Rather than have this turn into an aggrandizement of Don Panoz, we'll skip ahead to the current era by which time he has become a very rich guy with lots of money to spend on new hobbies, one being an auto building enterprise with his son Danny. What seems to have started out as the high-class $55,000 Ford-powered "retrorod" Panoz sports car, has now developed into a sports-racer (actually an international Grand Touring Class 1 racer) that is now doing battle in endurance races at tracks like Le Mans, Oschersleben, Daytona Beach and Sebring. And the team that's campaigning the Panoz GT-1 cars is - you guessed it - Panoz Motorsports. All this less than six months after he decided to upgrade his son's hot-rod lookalike into an exotic but more streetable two-seater coupe.
Along the way, the Panoz racing team (but not the manufacturing organization} acquired Visteon (a Ford-owned auto parts company) as a partner, making the team officially the Visteon Panoz Racing Team.

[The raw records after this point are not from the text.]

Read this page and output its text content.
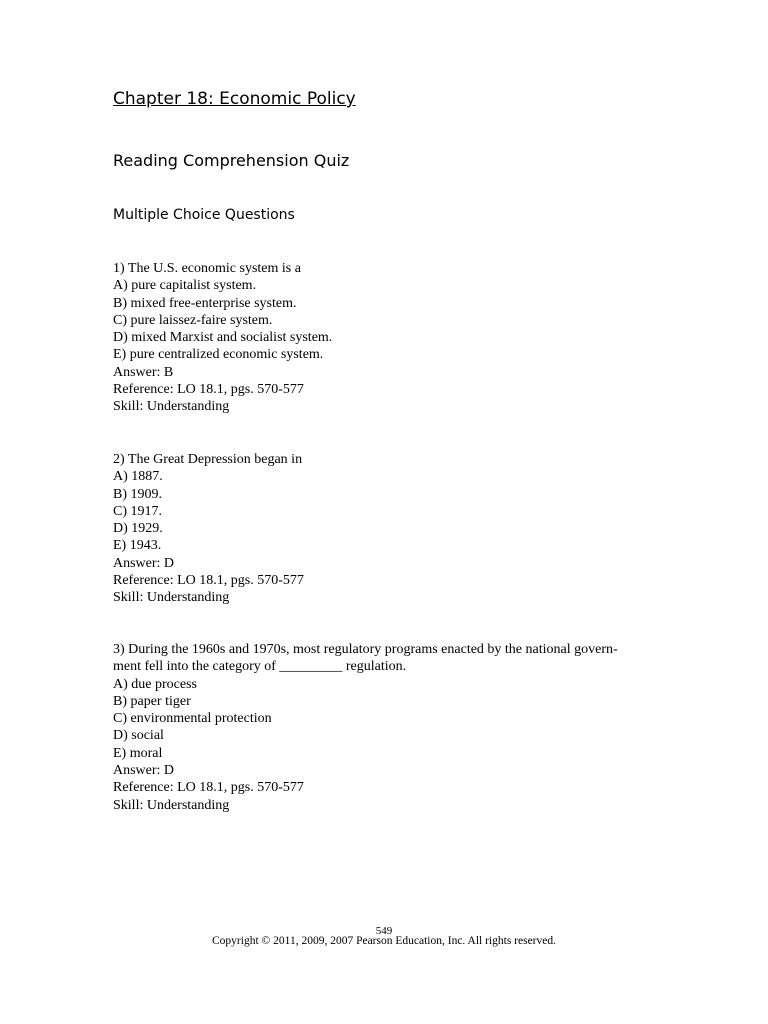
Chapter 18: Economic Policy
Reading Comprehension Quiz
Multiple Choice Questions
1) The U.S. economic system is a
A) pure capitalist system.
B) mixed free-enterprise system.
C) pure laissez-faire system.
D) mixed Marxist and socialist system.
E) pure centralized economic system.
Answer: B
Reference: LO 18.1, pgs. 570-577
Skill: Understanding
2) The Great Depression began in
A) 1887.
B) 1909.
C) 1917.
D) 1929.
E) 1943.
Answer: D
Reference: LO 18.1, pgs. 570-577
Skill: Understanding
3) During the 1960s and 1970s, most regulatory programs enacted by the national govern-
ment fell into the category of _________ regulation.
A) due process
B) paper tiger
C) environmental protection
D) social
E) moral
Answer: D
Reference: LO 18.1, pgs. 570-577
Skill: Understanding
549
Copyright © 2011, 2009, 2007 Pearson Education, Inc. All rights reserved.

Early on in his involvement with professional big-time sports car racing, Panoz realized that to make the sport a paying, spectator- oriented proposition, the two at-odds organizations that were running conflicting events, would have to be brought together. To make sure that his Panoz racers would have race dates and tracks to run on, he simply bought up a bunch of those tracks. In short order Panoz Motorsports owned the venerable Road Atlanta track, Sebring International Raceway and Mosport Park in Canada. Since these are three of the tracks that the USRRC (a name resurrected by the SCCA) and the PSCR (Professional Sports Car Racing - the successor to IMSA) race on, Panoz holds a decisive hand in who races where.

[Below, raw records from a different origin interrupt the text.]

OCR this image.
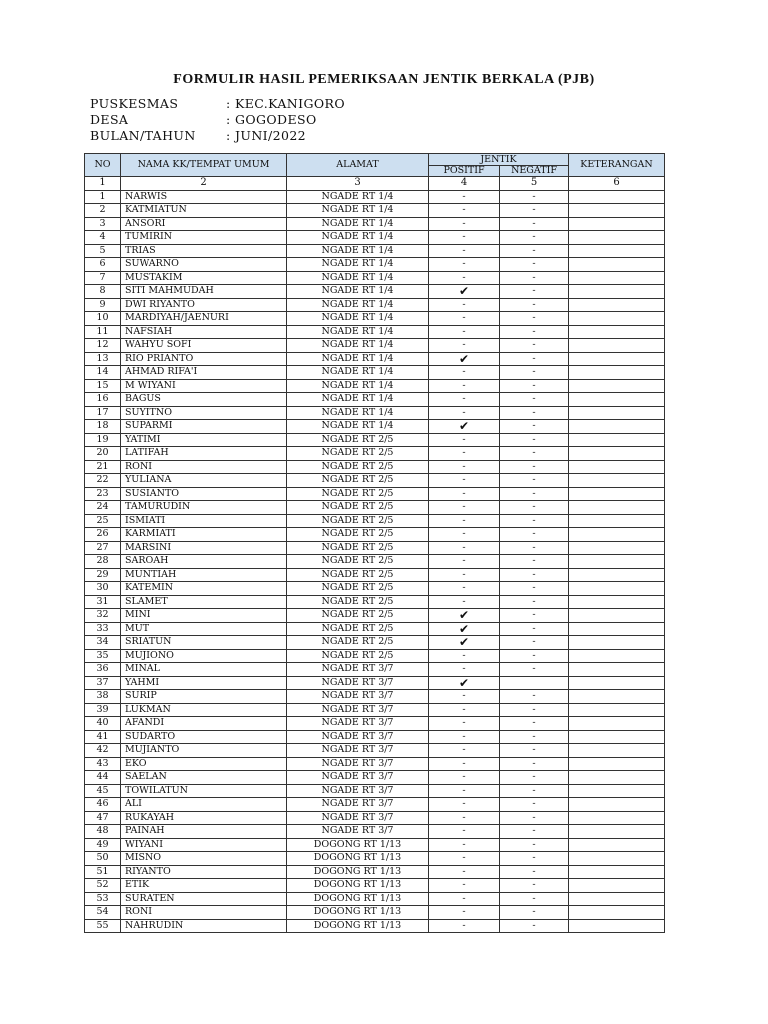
FORMULIR HASIL PEMERIKSAAN JENTIK BERKALA (PJB)
PUSKESMAS	: KEC.KANIGORO
DESA	: GOGODESO
BULAN/TAHUN : JUNI/2022
NO	NAMA KK/TEMPAT UMUM	ALAMAT	JENTIK		KETERANGAN
			POSITIF	NEGATIF	
1	2	3	4	5	6
1	NARWIS	NGADE RT 1/4	-	-	
2	KATMIATUN	NGADE RT 1/4	-	-	
3	ANSORI	NGADE RT 1/4	-	-	
4	TUMIRIN	NGADE RT 1/4	-	-	
5	TRIAS	NGADE RT 1/4	-	-	
6	SUWARNO	NGADE RT 1/4	-	-	
7	MUSTAKIM	NGADE RT 1/4	-	-	
8	SITI MAHMUDAH	NGADE RT 1/4	✔	-	
9	DWI RIYANTO	NGADE RT 1/4	-	-	
10	MARDIYAH/JAENURI	NGADE RT 1/4	-	-	
11	NAFSIAH	NGADE RT 1/4	-	-	
12	WAHYU SOFI	NGADE RT 1/4	-	-	
13	RIO PRIANTO	NGADE RT 1/4	✔	-	
14	AHMAD RIFA'I	NGADE RT 1/4	-	-	
15	M WIYANI	NGADE RT 1/4	-	-	
16	BAGUS	NGADE RT 1/4	-	-	
17	SUYITNO	NGADE RT 1/4	-	-	
18	SUPARMI	NGADE RT 1/4	✔	-	
19	YATIMI	NGADE RT 2/5	-	-	
20	LATIFAH	NGADE RT 2/5	-	-	
21	RONI	NGADE RT 2/5	-	-	
22	YULIANA	NGADE RT 2/5	-	-	
23	SUSIANTO	NGADE RT 2/5	-	-	
24	TAMURUDIN	NGADE RT 2/5	-	-	
25	ISMIATI	NGADE RT 2/5	-	-	
26	KARMIATI	NGADE RT 2/5	-	-	
27	MARSINI	NGADE RT 2/5	-	-	
28	SAROAH	NGADE RT 2/5	-	-	
29	MUNTIAH	NGADE RT 2/5	-	-	
30	KATEMIN	NGADE RT 2/5	-	-	
31	SLAMET	NGADE RT 2/5	-	-	
32	MINI	NGADE RT 2/5	✔	-	
33	MUT	NGADE RT 2/5	✔	-	
34	SRIATUN	NGADE RT 2/5	✔	-	
35	MUJIONO	NGADE RT 2/5	-	-	
36	MINAL	NGADE RT 3/7	-	-	
37	YAHMI	NGADE RT 3/7	✔		
38	SURIP	NGADE RT 3/7	-	-	
39	LUKMAN	NGADE RT 3/7	-	-	
40	AFANDI	NGADE RT 3/7	-	-	
41	SUDARTO	NGADE RT 3/7	-	-	
42	MUJIANTO	NGADE RT 3/7	-	-	
43	EKO	NGADE RT 3/7	-	-	
44	SAELAN	NGADE RT 3/7	-	-	
45	TOWILATUN	NGADE RT 3/7	-	-	
46	ALI	NGADE RT 3/7	-	-	
47	RUKAYAH	NGADE RT 3/7	-	-	
48	PAINAH	NGADE RT 3/7	-	-	
49	WIYANI	DOGONG RT 1/13	-	-	
50	MISNO	DOGONG RT 1/13	-	-	
51	RIYANTO	DOGONG RT 1/13	-	-	
52	ETIK	DOGONG RT 1/13	-	-	
53	SURATEN	DOGONG RT 1/13	-	-	
54	RONI	DOGONG RT 1/13	-	-	
55	NAHRUDIN	DOGONG RT 1/13	-	-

And being a team owner, he pretty much represents all the competitors who agree that there's only room for one organization to hold big-time sports car endurance races in North America. Those races have to be prestigious enough to attract corporate sponsorship for the teams since sponsorship money is the key to any professional form of racing today. Without it, teams wither up and blow away and the drivers are forced to get day jobs.
Late in April, Don Panoz held a " ...and you'd better show up.." meeting for the warring factions at his swanky resort in Brazelton, Georgia. He stated that "..our mission (here) is to find a way to advance sports car racing in the United States." And being who he is, Don Panoz is just the guy who could force the amalgamation. Rumor has it that he's even considering the purchase of the PSCR for himself and maybe even the USRRC branch of the SCCA. And if that happens, the whole ball game is his.